Australia’s banking watchdog believes the industry is in good shape as storm clouds gather over the global economy.
However, Australian Prudential Regulation Authority chairman Wayne Byres has warned the low interest rate environment will squeeze bank margins and impact smaller banks more forcefully than larger ones.
“But to be clear, neither group will welcome further rate reductions,” Mr Byres told the European Australian Business Council in Melbourne on Friday.
He emphasised the importance of an unwavering focus on financial safety and stability in an environment of economic vulnerabilities, geopolitical tensions and technological disruptions and threats.
“Now is not the time to take our eye off the ball,” Mr Byres said.

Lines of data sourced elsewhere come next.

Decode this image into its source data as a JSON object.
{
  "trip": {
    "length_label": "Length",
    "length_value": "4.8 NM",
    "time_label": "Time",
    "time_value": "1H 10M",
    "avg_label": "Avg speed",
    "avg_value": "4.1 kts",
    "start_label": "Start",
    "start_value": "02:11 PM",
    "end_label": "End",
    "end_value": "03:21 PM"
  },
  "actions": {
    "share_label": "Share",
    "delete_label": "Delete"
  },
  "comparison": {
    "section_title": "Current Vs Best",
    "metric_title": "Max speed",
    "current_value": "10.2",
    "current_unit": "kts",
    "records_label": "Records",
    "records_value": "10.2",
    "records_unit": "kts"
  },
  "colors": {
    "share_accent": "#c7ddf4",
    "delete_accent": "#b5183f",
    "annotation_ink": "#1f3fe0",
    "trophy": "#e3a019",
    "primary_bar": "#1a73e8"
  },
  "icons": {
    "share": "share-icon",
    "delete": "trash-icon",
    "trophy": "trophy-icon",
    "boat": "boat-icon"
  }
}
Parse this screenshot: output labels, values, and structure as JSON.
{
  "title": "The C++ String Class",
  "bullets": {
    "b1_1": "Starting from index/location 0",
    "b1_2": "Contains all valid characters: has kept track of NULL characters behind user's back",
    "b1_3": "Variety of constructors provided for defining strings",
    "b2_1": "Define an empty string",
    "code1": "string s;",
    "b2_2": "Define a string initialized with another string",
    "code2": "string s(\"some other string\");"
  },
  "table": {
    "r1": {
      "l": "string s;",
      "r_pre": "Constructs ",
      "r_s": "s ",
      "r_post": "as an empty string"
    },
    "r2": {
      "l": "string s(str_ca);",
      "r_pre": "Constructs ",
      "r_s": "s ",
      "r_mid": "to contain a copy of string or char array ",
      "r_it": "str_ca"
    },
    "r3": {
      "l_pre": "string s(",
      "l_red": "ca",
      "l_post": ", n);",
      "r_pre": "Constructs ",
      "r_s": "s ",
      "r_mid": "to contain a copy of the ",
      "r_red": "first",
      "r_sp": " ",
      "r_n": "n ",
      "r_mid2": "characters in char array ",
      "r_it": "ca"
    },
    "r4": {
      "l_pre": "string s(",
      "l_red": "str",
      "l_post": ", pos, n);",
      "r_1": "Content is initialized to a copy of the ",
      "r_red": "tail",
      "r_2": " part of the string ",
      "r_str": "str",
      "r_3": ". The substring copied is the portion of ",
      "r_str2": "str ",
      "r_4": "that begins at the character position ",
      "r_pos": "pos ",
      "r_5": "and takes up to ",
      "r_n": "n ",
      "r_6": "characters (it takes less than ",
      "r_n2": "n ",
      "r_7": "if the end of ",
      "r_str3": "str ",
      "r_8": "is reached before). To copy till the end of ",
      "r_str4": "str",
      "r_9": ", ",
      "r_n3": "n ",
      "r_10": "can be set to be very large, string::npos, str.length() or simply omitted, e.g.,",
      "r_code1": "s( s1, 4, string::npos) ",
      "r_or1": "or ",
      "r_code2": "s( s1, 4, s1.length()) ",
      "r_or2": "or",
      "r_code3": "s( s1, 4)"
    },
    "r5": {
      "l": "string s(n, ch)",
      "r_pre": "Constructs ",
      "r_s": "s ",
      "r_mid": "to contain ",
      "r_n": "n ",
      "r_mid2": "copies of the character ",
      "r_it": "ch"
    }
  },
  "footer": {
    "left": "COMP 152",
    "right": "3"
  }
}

“Thankfully, as storm clouds gather, the Australian banking system is broadly in good prudential shape.”
But he said Australian banks are having to get used to low interest rates, something that is nothing new for European banks, and their experience highlights some of the challenges local banks potentially face.
“A very low interest rate environment will see margins squeezed, adding to the headwinds from slow lending growth. Profitability, and therefore capital generation, will come under more pressure,” he said.
“Given their different funding profiles, these trends may well impact smaller banks more forcefully than larger ones, reducing the ability of the former to apply competitive pressure to the latter.”
His comments came as economists at one of the nation’s big four banks – National Australia Bank – forecast this week the Reserve Bank of Australia cutting the official cash rate twice to 0.5 per cent by February.
The cash rate is already at a record low of one per cent after two cuts in recent months.
NAB warned the central bank could cut as low as 0.25 per cent by mid-2020 unless the federal government delivers meaningful fiscal stimulus.
The European Central Bank announced a suite of stimulus measures on Thursday, including a 0.1 per cent cut to a key rate to a new low of minus 0.5 per cent.